The effectiveness of CVM in instigating change is debatable. Critics will point to the fact that it has never been replicated (Croatia joined in 2013 without such monitoring) and that the order of accession talks has been changed so that countries never leave rule of law and justice reforms to the last minute, as they have been until now. this was the case in Romania and Bulgaria.

Then came former Commission President Jean-Claude Juncker, who declared that by the end of his term, in 2019, the CVM should be abolished. Indeed, the Commission concluded that year that Bulgaria ticked all the boxesbut not Romania.

EU capitals have not signed off on the decision to cancel the CVM for Bulgaria (in fact, most major countries including Germany, France and Spain have requested a follow-up report on Sofia, without success) – and it remains to be seen whether all will support the decision to stop reporting on Romania.

In particular, the Dutch government (and parliament) has linked its agreement to allow Romania to enter the borderless Schengen area with a positive report on cooperation and verification (in addition to the country’s full compliance with border security rules). However, the Netherlands is not the only country that opposes the extension of Schengen, Sweden and recently Austria also have doubts.

As interior ministers meet on migration in Brussels on Friday, the ministers of Romania, Bulgaria and Croatia will no doubt be on the sidelines for their countries to join Schengen.

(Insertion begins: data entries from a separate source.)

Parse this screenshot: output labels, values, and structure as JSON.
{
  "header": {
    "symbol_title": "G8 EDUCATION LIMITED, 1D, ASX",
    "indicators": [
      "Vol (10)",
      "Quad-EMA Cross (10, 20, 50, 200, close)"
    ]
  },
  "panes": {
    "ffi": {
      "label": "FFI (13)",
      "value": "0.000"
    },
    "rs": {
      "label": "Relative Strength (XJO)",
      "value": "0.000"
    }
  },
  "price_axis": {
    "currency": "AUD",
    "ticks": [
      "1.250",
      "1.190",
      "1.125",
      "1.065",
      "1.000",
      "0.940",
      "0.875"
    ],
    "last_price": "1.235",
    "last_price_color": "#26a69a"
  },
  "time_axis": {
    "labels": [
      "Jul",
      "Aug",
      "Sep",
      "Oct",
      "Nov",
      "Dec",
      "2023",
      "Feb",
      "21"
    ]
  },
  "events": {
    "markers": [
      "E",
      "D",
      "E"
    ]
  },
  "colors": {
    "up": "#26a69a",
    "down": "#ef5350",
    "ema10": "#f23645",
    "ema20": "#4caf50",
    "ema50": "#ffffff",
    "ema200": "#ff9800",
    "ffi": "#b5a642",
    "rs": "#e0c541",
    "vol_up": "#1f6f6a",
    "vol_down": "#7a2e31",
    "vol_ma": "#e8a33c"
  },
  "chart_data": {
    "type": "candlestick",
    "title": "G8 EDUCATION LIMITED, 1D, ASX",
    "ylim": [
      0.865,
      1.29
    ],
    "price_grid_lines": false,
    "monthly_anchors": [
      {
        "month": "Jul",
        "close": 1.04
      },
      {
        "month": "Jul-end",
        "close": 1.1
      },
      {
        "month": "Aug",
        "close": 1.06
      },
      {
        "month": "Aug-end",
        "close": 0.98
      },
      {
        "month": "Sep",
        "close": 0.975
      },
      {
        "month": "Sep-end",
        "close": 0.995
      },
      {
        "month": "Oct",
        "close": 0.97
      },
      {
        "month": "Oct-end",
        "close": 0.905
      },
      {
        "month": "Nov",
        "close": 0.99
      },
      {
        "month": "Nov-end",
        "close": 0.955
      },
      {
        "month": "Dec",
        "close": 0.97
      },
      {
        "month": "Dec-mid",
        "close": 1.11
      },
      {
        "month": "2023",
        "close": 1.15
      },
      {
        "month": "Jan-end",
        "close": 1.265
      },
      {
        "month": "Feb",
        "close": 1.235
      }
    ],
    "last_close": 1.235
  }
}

A decision on this matter is scheduled for the next Council of the Interior, which will be held on December 8 and 9.

What to watch today

  1. The Council of the European Economic Area meets in Brussels (EU plus Iceland, Liechtenstein, Norway)

  2. The European Parliament called for the inclusion of Russia on the list of state sponsors of terrorism

  3. EP President Roberta Metsola holds a press conference on “Generators of Hope” to gather electricity generators for Ukraine

Notable, quoted

  • Kosovo on the back: Pristina has bowed to US pressure and agreed to continue talks with Belgrade on car number plates as Western concern grows over Kosovo’s plan to crack down on ethnic Serbs who refuse to accept its jurisdiction.

  • Help with a mortgage: The Spanish government yesterday approved measures to help more than 1 million households with their skyrocketing mortgage costs, including by reducing interest rates for a five-year grace period.